When I joined Weekdone as its 6th employee, we used to have team lunches every week. I loved them. We bonded, shared ideas and dealt with any problems that had arisen. As we started scaling the company, it became harder and harder to find time for this sort of get-togethers. At some point, it became hard to find venues that had tables big enough.
This is one of the challenges of growing and scaling your business. When companies grow, leaders face a lot of new challenges. Yet, fast growth is something entrepreneurs dream about and strive towards. Fastest growing SaaS companies scale their organizations extremely rapidly: growing their teams by an average of 56% each year. Gail Sheehy, New York Times Bestselling Author has said that “Growth demands a temporary surrender of security.” Luckily, most of these challenges can be met quite easily with a little planning.
Scaling your teams brings larger problems.
The first thing you must accept is that running a larger team is very different then handling a small core team in a SME or a start-up.
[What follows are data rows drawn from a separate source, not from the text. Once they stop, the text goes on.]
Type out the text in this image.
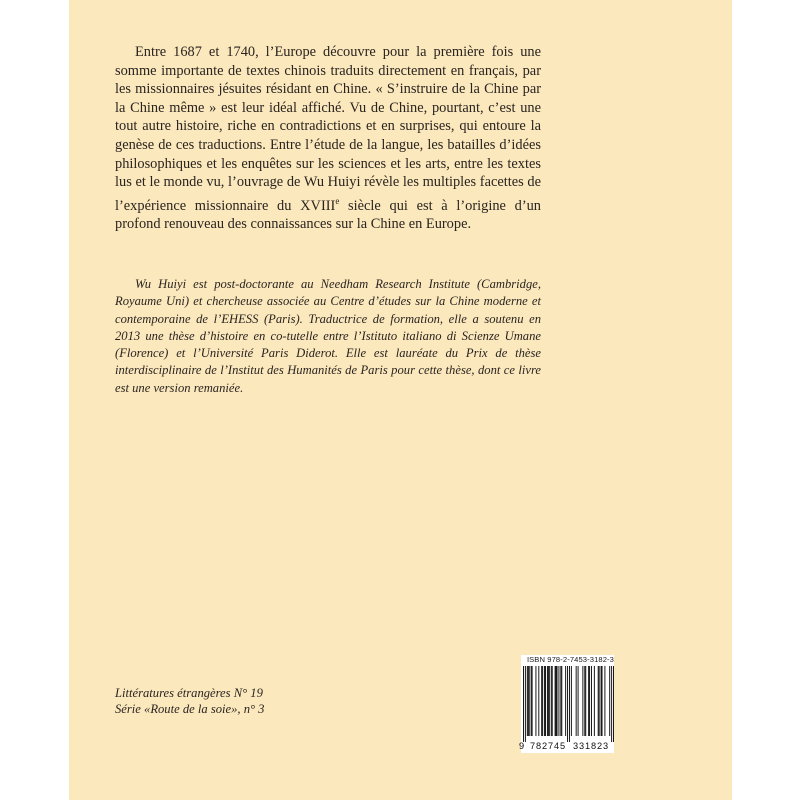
Entre 1687 et 1740, l’Europe découvre pour la première fois une somme importante de textes chinois traduits directement en français, par les missionnaires jésuites résidant en Chine. « S’instruire de la Chine par la Chine même » est leur idéal affiché. Vu de Chine, pourtant, c’est une tout autre histoire, riche en contradictions et en surprises, qui entoure la genèse de ces traductions. Entre l’étude de la langue, les batailles d’idées philosophiques et les enquêtes sur les sciences et les arts, entre les textes lus et le monde vu, l’ouvrage de Wu Huiyi révèle les multiples facettes de l’expérience missionnaire du XVIIIe siècle qui est à l’origine d’un profond renouveau des connaissances sur la Chine en Europe.

Wu Huiyi est post-doctorante au Needham Research Institute (Cambridge, Royaume Uni) et chercheuse associée au Centre d’études sur la Chine moderne et contemporaine de l’EHESS (Paris). Traductrice de formation, elle a soutenu en 2013 une thèse d’histoire en co-tutelle entre l’Istituto italiano di Scienze Umane (Florence) et l’Université Paris Diderot. Elle est lauréate du Prix de thèse interdisciplinaire de l’Institut des Humanités de Paris pour cette thèse, dont ce livre est une version remaniée.

Littératures étrangères N° 19
Série «Route de la soie», n° 3
ISBN 978-2-7453-3182-3
9 782745 331823
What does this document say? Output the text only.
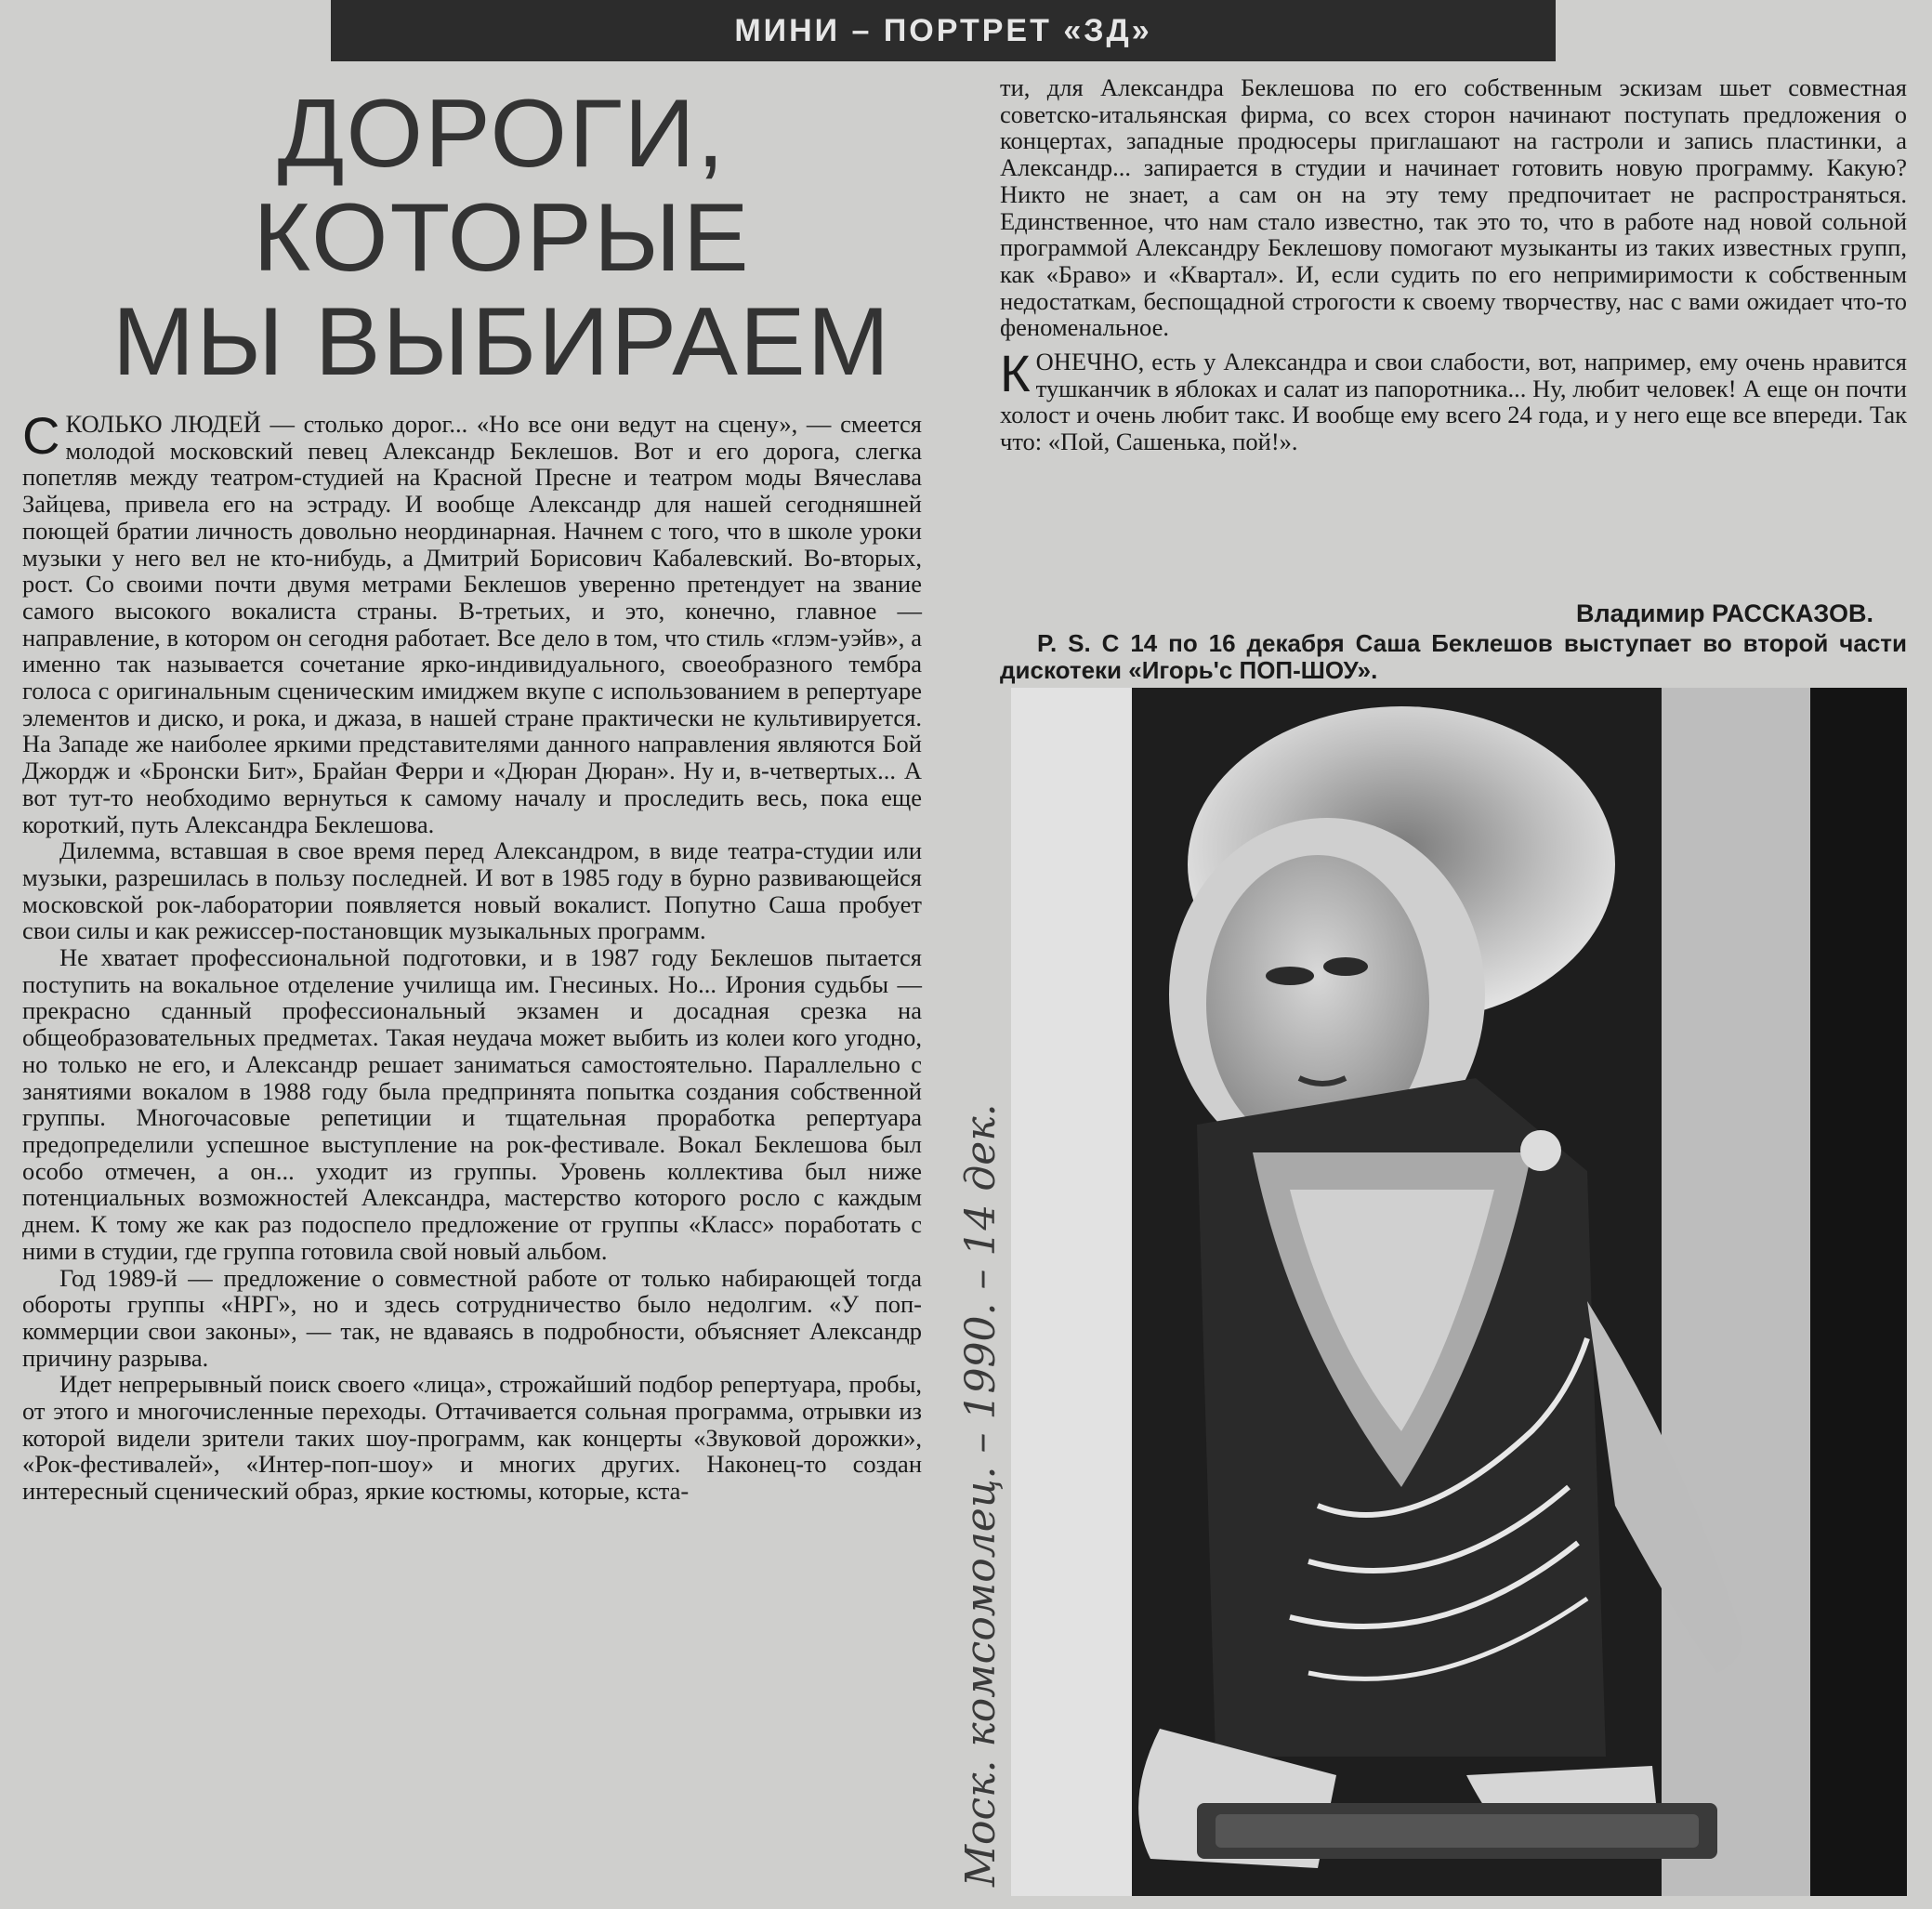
МИНИ – ПОРТРЕТ «ЗД»
ДОРОГИ,
КОТОРЫЕ
МЫ ВЫБИРАЕМ

СКОЛЬКО ЛЮДЕЙ — столько дорог... «Но все они ведут на сцену», — смеется молодой московский певец Александр Беклешов. Вот и его дорога, слегка попетляв между театром-студией на Красной Пресне и театром моды Вячеслава Зайцева, привела его на эстраду. И вообще Александр для нашей сегодняшней поющей братии личность довольно неординарная. Начнем с того, что в школе уроки музыки у него вел не кто-нибудь, а Дмитрий Борисович Кабалевский. Во-вторых, рост. Со своими почти двумя метрами Беклешов уверенно претендует на звание самого высокого вокалиста страны. В-третьих, и это, конечно, главное — направление, в котором он сегодня работает. Все дело в том, что стиль «глэм-уэйв», а именно так называется сочетание ярко-индивидуального, своеобразного тембра голоса с оригинальным сценическим имиджем вкупе с использованием в репертуаре элементов и диско, и рока, и джаза, в нашей стране практически не культивируется. На Западе же наиболее яркими представителями данного направления являются Бой Джордж и «Бронски Бит», Брайан Ферри и «Дюран Дюран». Ну и, в-четвертых... А вот тут-то необходимо вернуться к самому началу и проследить весь, пока еще короткий, путь Александра Беклешова.

Дилемма, вставшая в свое время перед Александром, в виде театра-студии или музыки, разрешилась в пользу последней. И вот в 1985 году в бурно развивающейся московской рок-лаборатории появляется новый вокалист. Попутно Саша пробует свои силы и как режиссер-постановщик музыкальных программ.

Не хватает профессиональной подготовки, и в 1987 году Беклешов пытается поступить на вокальное отделение училища им. Гнесиных. Но... Ирония судьбы — прекрасно сданный профессиональный экзамен и досадная срезка на общеобразовательных предметах. Такая неудача может выбить из колеи кого угодно, но только не его, и Александр решает заниматься самостоятельно. Параллельно с занятиями вокалом в 1988 году была предпринята попытка создания собственной группы. Многочасовые репетиции и тщательная проработка репертуара предопределили успешное выступление на рок-фестивале. Вокал Беклешова был особо отмечен, а он... уходит из группы. Уровень коллектива был ниже потенциальных возможностей Александра, мастерство которого росло с каждым днем. К тому же как раз подоспело предложение от группы «Класс» поработать с ними в студии, где группа готовила свой новый альбом.

Год 1989-й — предложение о совместной работе от только набирающей тогда обороты группы «НРГ», но и здесь сотрудничество было недолгим. «У поп-коммерции свои законы», — так, не вдаваясь в подробности, объясняет Александр причину разрыва.

Идет непрерывный поиск своего «лица», строжайший подбор репертуара, пробы, от этого и многочисленные переходы. Оттачивается сольная программа, отрывки из которой видели зрители таких шоу-программ, как концерты «Звуковой дорожки», «Рок-фестивалей», «Интер-поп-шоу» и многих других. Наконец-то создан интересный сценический образ, яркие костюмы, которые, кста-

ти, для Александра Беклешова по его собственным эскизам шьет совместная советско-итальянская фирма, со всех сторон начинают поступать предложения о концертах, западные продюсеры приглашают на гастроли и запись пластинки, а Александр... запирается в студии и начинает готовить новую программу. Какую? Никто не знает, а сам он на эту тему предпочитает не распространяться. Единственное, что нам стало известно, так это то, что в работе над новой сольной программой Александру Беклешову помогают музыканты из таких известных групп, как «Браво» и «Квартал». И, если судить по его непримиримости к собственным недостаткам, беспощадной строгости к своему творчеству, нас с вами ожидает что-то феноменальное.

КОНЕЧНО, есть у Александра и свои слабости, вот, например, ему очень нравится тушканчик в яблоках и салат из папоротника... Ну, любит человек! А еще он почти холост и очень любит такс. И вообще ему всего 24 года, и у него еще все впереди. Так что: «Пой, Сашенька, пой!».

Владимир РАССКАЗОВ.
P. S. С 14 по 16 декабря Саша Беклешов выступает во второй части дискотеки «Игорь'с ПОП-ШОУ».
Моск. комсомолец. – 1990. – 14 дек.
Rosie Symonds has said that “Larger teams seem to have more difficulty in communicating between individuals because of the number of team members. Managers of large teams don’t often have enough time to spend with each member of the team and require the help of supervisors to communicate with them.“
In a small company, it’s easy to make sure that everyone shares your values. Problems are seen more easily and can be solved faster. This will not last. Every people you hire puts strain on your status que, bringing new ideas and values, but also problems to your company. With more revenue, the stakes will also continue to rise. That’s good and normal.
Strain on communications.
HBR.com writes: “Scaling becomes a problem of less because humans and human organizations can only handle so much cognitive load. In other words, successful scaling means finding ways to limit the number of things that people are expected to focus on and execute.” The team lunches we had helped me stay focused as it was a direct line of dialogue with my managers. However, the more people work in a company, the less time the leadership can spend with each individual. You must still make sure that everyone is moving towards the common goals and know what people and teams are up to, but you have less and less time to communicate with people directly. The solution? Automated goal setting and weekly planning!
“Weekdone has helped me to stay connected and keep on collaborating with my team” Michele Puccio, the Sales Director at Arrow has said. Using it myself, I can say it helps to avoid a lot of issues. It also helps to integrate new people into our team quickly. If employees have problems it always shows in their weekly progress report as they get less done than normal. A good manager notices things like this and intervenes and solve these problems before they start affecting the team. Sujan Patel writes about some other dangers with scaling a company. One of those is ignoring issues that pop up. “Growth, especially if it happens quickly, takes almost everyone out of their comfort zone. There are bound to be personnel, personality and product issues along the way.”
Strains on company culture.
Company culture and core values emerge early on in most companies. They are the shared culture of a start-up founders or the ideas that SME’s leadership shares. At that point there is no problem with that. Everyone understands and accepts them. But each new person may understand this culture differently. That’s why most companies and recruiters make sure that the potential employee is a “cultural fit.” And influences the team in a positive and progressive way.